LOS ANGELES — Thinkbox Software has released Krakatoa SR, a stand-alone version of Thinkbox Software's high-volume particle renderer for Microsoft Windows and Linux operating systems that can be integrated with any 3D content creation application.
Previously available for Autodesk 3ds Max and Autodesk Maya 3D software, Krakatoa is CPU-based, optimized, multi-threaded, and can be used on most hardware running Windows or Linux operating systems, including laptops and render nodes, without dedicated high-end graphics accelerators. Krakatoa SR exposes both a Python-based interface and a C++ API to connect to various professional 3D applications such as The Foundry's Nuke or Side Effects Software's Houdini.

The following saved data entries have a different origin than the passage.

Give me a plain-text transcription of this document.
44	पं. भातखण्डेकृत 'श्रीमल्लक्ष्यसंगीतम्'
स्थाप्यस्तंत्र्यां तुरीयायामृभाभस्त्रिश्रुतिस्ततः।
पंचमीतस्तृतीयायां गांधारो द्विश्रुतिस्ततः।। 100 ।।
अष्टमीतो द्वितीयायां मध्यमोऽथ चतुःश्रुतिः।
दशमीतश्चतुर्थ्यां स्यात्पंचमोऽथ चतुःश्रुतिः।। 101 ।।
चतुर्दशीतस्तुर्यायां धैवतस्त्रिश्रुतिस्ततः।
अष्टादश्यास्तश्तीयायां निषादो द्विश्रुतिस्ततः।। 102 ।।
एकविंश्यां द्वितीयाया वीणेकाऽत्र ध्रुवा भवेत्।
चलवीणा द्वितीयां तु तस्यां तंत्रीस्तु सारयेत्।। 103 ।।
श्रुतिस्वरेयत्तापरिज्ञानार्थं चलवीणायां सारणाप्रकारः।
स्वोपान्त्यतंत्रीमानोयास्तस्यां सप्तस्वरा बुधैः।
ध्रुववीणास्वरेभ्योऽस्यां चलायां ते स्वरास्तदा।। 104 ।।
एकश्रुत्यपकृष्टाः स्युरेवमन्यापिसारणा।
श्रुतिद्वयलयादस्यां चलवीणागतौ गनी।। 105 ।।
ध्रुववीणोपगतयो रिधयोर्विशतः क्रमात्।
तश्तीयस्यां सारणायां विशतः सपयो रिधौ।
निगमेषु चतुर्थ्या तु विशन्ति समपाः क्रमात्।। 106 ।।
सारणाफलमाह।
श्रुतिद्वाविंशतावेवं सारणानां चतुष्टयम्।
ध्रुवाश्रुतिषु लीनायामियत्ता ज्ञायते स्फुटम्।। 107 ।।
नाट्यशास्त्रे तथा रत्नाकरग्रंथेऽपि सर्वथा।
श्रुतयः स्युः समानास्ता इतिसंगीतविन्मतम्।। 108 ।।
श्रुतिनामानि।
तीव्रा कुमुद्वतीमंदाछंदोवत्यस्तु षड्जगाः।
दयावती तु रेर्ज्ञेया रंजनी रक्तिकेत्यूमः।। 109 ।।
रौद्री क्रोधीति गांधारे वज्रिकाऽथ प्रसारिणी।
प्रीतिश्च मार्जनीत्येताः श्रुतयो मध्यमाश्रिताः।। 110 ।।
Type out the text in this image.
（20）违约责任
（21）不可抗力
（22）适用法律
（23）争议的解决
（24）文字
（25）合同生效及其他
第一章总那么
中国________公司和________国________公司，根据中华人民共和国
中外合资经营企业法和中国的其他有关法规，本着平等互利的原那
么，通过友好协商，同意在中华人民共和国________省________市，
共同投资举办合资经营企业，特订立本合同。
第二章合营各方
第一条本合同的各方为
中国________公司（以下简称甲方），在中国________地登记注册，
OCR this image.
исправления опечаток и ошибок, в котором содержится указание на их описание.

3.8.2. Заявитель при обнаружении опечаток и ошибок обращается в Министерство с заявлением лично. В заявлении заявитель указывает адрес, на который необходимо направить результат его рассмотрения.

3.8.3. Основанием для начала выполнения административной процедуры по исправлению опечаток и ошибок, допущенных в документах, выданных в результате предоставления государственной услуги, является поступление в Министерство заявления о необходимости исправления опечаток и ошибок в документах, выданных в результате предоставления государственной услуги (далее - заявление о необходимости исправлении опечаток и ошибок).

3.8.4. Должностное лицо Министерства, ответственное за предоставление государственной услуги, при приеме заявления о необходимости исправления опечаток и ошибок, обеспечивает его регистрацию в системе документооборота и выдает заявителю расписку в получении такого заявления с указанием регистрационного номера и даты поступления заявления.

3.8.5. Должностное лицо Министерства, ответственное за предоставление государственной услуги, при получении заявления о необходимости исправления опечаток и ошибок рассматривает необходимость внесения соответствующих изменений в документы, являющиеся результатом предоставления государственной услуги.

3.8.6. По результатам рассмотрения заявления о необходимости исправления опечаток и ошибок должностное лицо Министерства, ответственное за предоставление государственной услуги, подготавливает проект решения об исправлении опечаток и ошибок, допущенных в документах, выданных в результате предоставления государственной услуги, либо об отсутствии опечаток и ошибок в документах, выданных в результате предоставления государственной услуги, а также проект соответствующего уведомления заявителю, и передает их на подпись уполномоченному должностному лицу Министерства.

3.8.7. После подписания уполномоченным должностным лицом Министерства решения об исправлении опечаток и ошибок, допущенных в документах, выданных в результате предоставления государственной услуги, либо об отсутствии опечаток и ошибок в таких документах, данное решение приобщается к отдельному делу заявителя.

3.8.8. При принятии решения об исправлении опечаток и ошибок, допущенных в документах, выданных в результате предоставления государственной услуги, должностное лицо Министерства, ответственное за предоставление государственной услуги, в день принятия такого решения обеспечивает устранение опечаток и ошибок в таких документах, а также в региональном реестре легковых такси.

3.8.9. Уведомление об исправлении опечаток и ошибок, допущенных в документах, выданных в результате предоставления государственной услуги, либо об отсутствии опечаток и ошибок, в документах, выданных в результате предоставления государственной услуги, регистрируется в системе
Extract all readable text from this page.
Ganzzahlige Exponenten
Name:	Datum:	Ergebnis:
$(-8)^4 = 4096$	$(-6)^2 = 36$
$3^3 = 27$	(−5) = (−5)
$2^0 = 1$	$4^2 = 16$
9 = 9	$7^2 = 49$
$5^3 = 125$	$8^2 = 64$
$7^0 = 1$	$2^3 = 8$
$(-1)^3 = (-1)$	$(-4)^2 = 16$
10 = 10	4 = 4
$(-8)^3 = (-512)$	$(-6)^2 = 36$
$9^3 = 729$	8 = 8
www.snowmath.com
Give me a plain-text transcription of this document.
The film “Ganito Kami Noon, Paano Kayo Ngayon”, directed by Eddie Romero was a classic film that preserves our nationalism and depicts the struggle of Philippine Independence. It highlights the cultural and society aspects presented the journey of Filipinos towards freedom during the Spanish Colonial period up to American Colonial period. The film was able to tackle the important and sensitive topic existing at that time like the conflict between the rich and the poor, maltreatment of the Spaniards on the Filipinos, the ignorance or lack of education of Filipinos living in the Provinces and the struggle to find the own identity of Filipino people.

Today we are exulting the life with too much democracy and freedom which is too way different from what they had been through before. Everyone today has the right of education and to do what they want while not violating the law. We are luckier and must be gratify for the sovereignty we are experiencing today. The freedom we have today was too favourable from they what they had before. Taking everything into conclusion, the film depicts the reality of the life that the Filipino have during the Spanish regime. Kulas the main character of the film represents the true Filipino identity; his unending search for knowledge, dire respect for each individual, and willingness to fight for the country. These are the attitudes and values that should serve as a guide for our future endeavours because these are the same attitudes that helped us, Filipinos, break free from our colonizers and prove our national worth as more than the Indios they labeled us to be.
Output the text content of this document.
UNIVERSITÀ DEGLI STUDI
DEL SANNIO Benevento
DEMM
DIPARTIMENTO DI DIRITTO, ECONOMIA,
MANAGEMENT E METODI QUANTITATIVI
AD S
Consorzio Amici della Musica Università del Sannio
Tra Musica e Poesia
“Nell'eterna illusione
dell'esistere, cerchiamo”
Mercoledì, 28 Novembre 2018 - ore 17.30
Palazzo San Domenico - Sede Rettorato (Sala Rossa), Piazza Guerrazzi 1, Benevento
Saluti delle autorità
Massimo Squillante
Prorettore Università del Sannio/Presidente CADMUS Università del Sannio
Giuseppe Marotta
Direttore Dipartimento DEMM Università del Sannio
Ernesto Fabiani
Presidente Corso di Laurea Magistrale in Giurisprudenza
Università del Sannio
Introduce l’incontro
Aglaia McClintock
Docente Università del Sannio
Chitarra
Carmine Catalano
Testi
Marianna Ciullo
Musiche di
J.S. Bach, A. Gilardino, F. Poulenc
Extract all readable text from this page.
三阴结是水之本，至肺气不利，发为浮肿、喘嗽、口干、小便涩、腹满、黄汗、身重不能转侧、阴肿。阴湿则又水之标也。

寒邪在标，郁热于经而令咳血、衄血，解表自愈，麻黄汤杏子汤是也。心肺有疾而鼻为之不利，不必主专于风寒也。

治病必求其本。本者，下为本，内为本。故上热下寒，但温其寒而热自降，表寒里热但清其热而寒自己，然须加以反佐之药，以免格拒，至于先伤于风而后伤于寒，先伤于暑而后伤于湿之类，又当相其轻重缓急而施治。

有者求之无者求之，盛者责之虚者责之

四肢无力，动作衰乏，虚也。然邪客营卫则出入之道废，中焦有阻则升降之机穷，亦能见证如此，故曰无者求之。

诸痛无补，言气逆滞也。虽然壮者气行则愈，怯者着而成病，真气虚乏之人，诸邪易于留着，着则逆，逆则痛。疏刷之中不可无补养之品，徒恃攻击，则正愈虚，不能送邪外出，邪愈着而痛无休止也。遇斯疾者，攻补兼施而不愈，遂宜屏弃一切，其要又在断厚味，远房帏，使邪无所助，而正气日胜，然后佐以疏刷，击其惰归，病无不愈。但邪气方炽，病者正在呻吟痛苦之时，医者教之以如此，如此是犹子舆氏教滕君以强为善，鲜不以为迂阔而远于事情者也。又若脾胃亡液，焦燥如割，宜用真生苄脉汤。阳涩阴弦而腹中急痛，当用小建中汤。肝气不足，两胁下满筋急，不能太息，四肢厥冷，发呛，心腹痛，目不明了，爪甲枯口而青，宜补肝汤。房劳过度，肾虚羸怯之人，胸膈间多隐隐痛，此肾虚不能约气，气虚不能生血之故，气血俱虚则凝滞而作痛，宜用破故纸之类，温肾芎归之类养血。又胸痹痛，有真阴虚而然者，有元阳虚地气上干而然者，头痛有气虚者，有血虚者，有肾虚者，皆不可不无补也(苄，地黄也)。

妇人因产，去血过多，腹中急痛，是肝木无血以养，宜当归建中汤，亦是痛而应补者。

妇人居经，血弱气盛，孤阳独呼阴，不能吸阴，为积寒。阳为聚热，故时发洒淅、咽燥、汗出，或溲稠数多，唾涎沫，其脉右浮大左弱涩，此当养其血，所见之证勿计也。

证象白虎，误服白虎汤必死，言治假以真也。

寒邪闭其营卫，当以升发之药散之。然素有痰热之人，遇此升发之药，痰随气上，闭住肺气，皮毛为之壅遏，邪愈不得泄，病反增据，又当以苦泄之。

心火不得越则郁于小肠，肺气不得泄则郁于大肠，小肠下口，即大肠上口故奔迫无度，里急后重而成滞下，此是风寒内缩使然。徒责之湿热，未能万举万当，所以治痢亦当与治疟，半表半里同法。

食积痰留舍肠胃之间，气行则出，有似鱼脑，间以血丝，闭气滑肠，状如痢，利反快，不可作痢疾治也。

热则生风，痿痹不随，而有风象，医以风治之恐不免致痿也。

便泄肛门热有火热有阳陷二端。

Key features of Krakatoa SR include:
- Point or voxel representation of particle data, with various filter modes, motion blur and depth of field camera effects, and HDRI render passes output to OpenEXR files
- Support for both additive and volumetric shading models at the same time, with per-particle control over color, emission, absorption, density and more
- Support for various light scattering algorithms, high-quality self-shadowing and occlusions from both geometry and DTEX maps
- Particle loading of Krakatoa .PRT file sequences, RealFlow .BIN file sequences and .CSV file sequences, with the ability to offset, retime, combine and modify already cached particles
- Procedural particle creation from polygon mesh volumes and mathematical algorithms
- Particle repopulation for render-time conversion of low-count simulations into high-count particle clouds
"We want artists to be able to deploy our tools in any way they can possibly imagine," said Chris Bond, founder, Thinkbox Software. "Krakatoa SR enables even more applications to leverage our software's powerful volumetric particle rendering capabilities and we're eager to see what our clients produce once they start adopting it."
Krakatoa SR is compatible with the network rendering licenses used by the other Krakatoa implementations (Krakatoa MX and Krakatoa MY).